Durringer, Xavier

Xavier Durringer wurde 1963 in Paris geboren, wo er auch lebt und als Dramatiker, Drehbuchautor und Filmregisseur arbeitet. Mit Stücken wie Ganze Tage, ganze Nächte, Schnitt ins Fleisch, Bal-Trap und Die Gelobte hat er sich auch weit über Frankreichs Grenzen hinaus einen Namen gemacht und gilt heute als einer der bekanntesten und erfolgreichsten zeitgenössischen Theaterautoren des Landes.

Seit 1989 leitet er die freie Theatergruppe "La Lézarde", für die er schreibt und inszeniert.

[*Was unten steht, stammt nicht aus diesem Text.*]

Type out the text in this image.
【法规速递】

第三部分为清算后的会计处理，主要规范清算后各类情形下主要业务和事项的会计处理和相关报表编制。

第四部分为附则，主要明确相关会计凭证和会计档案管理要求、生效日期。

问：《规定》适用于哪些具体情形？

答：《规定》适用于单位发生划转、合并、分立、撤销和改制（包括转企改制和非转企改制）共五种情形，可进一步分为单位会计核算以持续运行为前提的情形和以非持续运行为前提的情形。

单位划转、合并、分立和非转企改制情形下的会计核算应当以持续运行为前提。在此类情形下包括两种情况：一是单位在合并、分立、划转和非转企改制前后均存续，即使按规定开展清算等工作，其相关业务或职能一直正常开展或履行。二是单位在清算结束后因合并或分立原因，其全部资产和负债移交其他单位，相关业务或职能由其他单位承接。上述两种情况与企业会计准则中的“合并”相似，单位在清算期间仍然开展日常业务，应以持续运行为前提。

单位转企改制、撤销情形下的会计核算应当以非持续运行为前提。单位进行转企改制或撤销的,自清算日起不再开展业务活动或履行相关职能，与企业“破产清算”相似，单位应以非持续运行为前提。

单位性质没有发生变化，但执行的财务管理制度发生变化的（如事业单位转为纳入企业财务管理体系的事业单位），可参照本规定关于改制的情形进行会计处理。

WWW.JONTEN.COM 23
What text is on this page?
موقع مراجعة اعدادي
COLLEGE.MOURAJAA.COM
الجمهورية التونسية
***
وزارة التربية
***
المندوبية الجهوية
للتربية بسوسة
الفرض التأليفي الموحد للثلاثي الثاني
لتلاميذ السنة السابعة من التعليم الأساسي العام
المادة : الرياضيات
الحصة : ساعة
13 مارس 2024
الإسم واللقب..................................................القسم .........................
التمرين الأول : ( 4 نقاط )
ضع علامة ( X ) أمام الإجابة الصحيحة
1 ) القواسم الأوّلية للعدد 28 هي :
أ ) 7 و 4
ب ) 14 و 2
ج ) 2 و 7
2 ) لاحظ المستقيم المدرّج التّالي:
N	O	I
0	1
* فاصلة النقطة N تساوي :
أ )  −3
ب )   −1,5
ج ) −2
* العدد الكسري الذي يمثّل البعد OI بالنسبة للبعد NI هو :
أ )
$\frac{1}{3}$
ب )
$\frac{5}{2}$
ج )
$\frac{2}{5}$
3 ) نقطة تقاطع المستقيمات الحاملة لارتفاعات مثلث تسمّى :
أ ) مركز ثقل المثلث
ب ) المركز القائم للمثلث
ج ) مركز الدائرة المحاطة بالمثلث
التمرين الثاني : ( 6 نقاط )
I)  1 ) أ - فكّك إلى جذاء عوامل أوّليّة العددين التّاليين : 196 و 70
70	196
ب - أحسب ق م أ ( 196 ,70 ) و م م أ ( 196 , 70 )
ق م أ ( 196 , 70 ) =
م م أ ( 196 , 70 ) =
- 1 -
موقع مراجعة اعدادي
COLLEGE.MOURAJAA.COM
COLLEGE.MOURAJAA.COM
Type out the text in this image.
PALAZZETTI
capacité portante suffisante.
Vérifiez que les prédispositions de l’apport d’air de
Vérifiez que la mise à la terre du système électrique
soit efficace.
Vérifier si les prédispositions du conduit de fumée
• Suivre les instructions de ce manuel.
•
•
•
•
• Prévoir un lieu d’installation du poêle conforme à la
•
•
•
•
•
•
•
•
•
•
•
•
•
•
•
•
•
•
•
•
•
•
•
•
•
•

Seine Stücke, die er oft in verlassenen Fabrikgeländen der "banlieues" von Paris aufführt, haben die Menschen in Trabantenstädten, die sich im Leben nicht mehr zurechtfinden, Liebe in den Cafés der Vorstädte und latente Gewalttätigkeit zum Thema.

"Argot" und "Verlan" gehören fest in den Wortschatz des Autors.


Filme

1993 "La nage indienne"
Spielfilm, 90 min. frankreichweite Ausstrahlung

1995 "Panier de crabes et lagoustines"
Film für die Ecole régionale d´acteurs de Cannes.

1996 "Le flic"
Kurzfilm, im Rahmen von "3000 contre le virus"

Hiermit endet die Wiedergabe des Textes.